The leaders of Hamas “are all dead,” Israeli Prime Minister Benjamin Netanyahu said.

US President Joe Biden, looking increasingly unhappy with his Israeli ally as he comes under fire from much of the Democratic base for his support for Israel, was unusually harsh over the weekend, saying Mr Netanyahu was doing “more harm than good to Israel.”

“We agree on the basic goals, but we have disagreements on the means to achieve those goals,” Mr. Netanyahu said yesterday on the American television network Fox, adding that the impression that there is a gap between Israel and the United States ” does not help’ the Jewish state in the war on Hamas.

As Mr.

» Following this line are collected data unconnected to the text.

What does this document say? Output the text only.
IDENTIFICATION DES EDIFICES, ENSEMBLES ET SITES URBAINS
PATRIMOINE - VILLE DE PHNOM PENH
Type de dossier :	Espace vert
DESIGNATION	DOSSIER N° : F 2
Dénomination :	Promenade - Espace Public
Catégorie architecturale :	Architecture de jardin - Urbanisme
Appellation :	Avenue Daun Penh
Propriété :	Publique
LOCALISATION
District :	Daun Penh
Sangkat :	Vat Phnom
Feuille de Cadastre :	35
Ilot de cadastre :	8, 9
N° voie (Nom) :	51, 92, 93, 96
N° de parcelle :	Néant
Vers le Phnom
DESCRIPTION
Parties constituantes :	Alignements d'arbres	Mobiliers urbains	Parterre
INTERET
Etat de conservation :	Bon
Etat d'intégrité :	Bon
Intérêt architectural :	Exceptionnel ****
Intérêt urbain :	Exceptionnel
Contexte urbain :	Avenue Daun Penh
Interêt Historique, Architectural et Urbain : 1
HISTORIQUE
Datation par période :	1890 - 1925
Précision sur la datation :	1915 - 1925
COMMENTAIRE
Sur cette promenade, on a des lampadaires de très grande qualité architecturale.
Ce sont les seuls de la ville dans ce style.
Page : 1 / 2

Netanyahu reiterates that the Israeli military is on the road to “total victory” over the Palestinian Islamist movement, which he says is a matter of “weeks,” the agency that coordinates US intelligence (ODNI) pointed to its report made public yesterday that Israel will “probably” remain faced “in the coming years” with “armed resistance by Hamas”, while underlining the risks of regional escalation with the involvement of the Lebanese Hezbollah in particular.

Last night there were Israeli aerial bombardments in the Baalbek sector, Hezbollah’s stronghold in eastern Lebanon, about a hundred kilometers from the border. It was the second blow to the area since the almost daily exchanges of fire on the Israel/Lebanon border began the day after the outbreak of the war in the Gaza Strip. According to initial reports, at least one civilian was killed and several others were injured in this shelling.